Many banks have reduced or eliminated NSF fees in recent years under pressure from regulators and consumer demand. Ask your bank directly whether it still charges them. If it does and a competitor does not, you have a strong reason to switch.
5. Paper Statement Fees
Some banks charge a small fee, often $2 to $5 a month, to mail you a paper statement. It feels minor, but it is a charge for something you can get free in seconds.
Switch to electronic statements through your online banking portal. You will get the same document as a PDF, you can download and store it, and the fee disappears. The change usually takes about a minute inside your account settings.
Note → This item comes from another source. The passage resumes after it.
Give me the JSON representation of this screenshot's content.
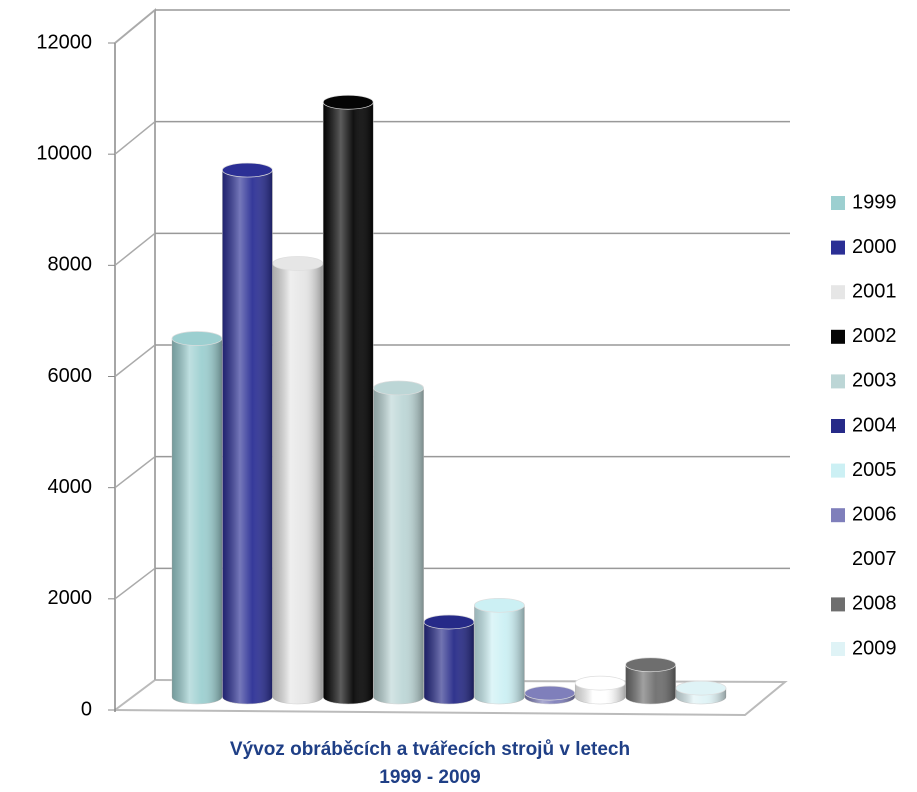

If you want a physical record for tax season or loan applications, print only the statements you actually need. There is no reason to pay monthly for paper you mostly recycle.
6. Wire Transfer Fees
Wire transfers move money fast, and banks charge handsomely for the speed. Domestic wires often cost $15 to $35, and international wires can run higher. Receiving a wire sometimes carries a fee too.
For most everyday transfers, you do not need a wire at all. Free options like ACH transfers, peer-to-peer payment apps, and bank-to-bank transfers handle the same job at no cost. They take a day or two longer, which is a fair trade for keeping $30.
Reserve wires for situations that genuinely demand same-day settlement, such as a home closing. When you do need one, ask whether your account tier includes a free wire each month, because premium accounts sometimes do.
7. Account Closing and Inactivity Fees
Two lesser-known fees can catch you off guard. Some banks charge an early account closure fee if you close an account within a few months of opening it, often around $25. Others charge a dormancy or inactivity fee when an account sits untouched for an extended period.
Before opening any account, read the fee schedule and note how long you must keep it open to avoid a closure charge. If you are chasing a sign-up bonus, factor that holding period into your plan.
To dodge inactivity fees, keep a small amount of activity on every account you own. A single recurring transaction, even a tiny automatic transfer, signals that the account is in use and keeps it from going dormant.
How to Audit Your Own Bank Fees
Pull your last three months of statements and scan every line that is not a purchase or a deposit. Banks label fees with vague terms, so look for words like service charge, maintenance, surcharge, and penalty. Add up what you find.
Once you know your total, call your bank and ask for each fee to be waived or refunded. Long-standing customers often get a courtesy reversal just for asking, especially on a first overdraft. Banks would rather refund a small charge than lose your business.
If your bank treats fees as non-negotiable, that is a signal. Many consumers find that a credit union or a no-fee online bank offers the same services without the steady drip of charges. Comparing a few institutions takes an afternoon and can save you well over $100 a year.
The Bottom Line on Bank Fees
Bank fees survive on inattention. The moment you start reading your statements and asking questions, most of these charges become optional. Knowing which fees to refuse, and which simple habits keep them away, turns your bank back into a tool that works for you rather than against you.
Review your accounts this week, set up the alerts and direct deposits that waive fees, and make a habit of questioning any charge you do not recognize. Your money should grow in your account, not leak out of it one fee at a time.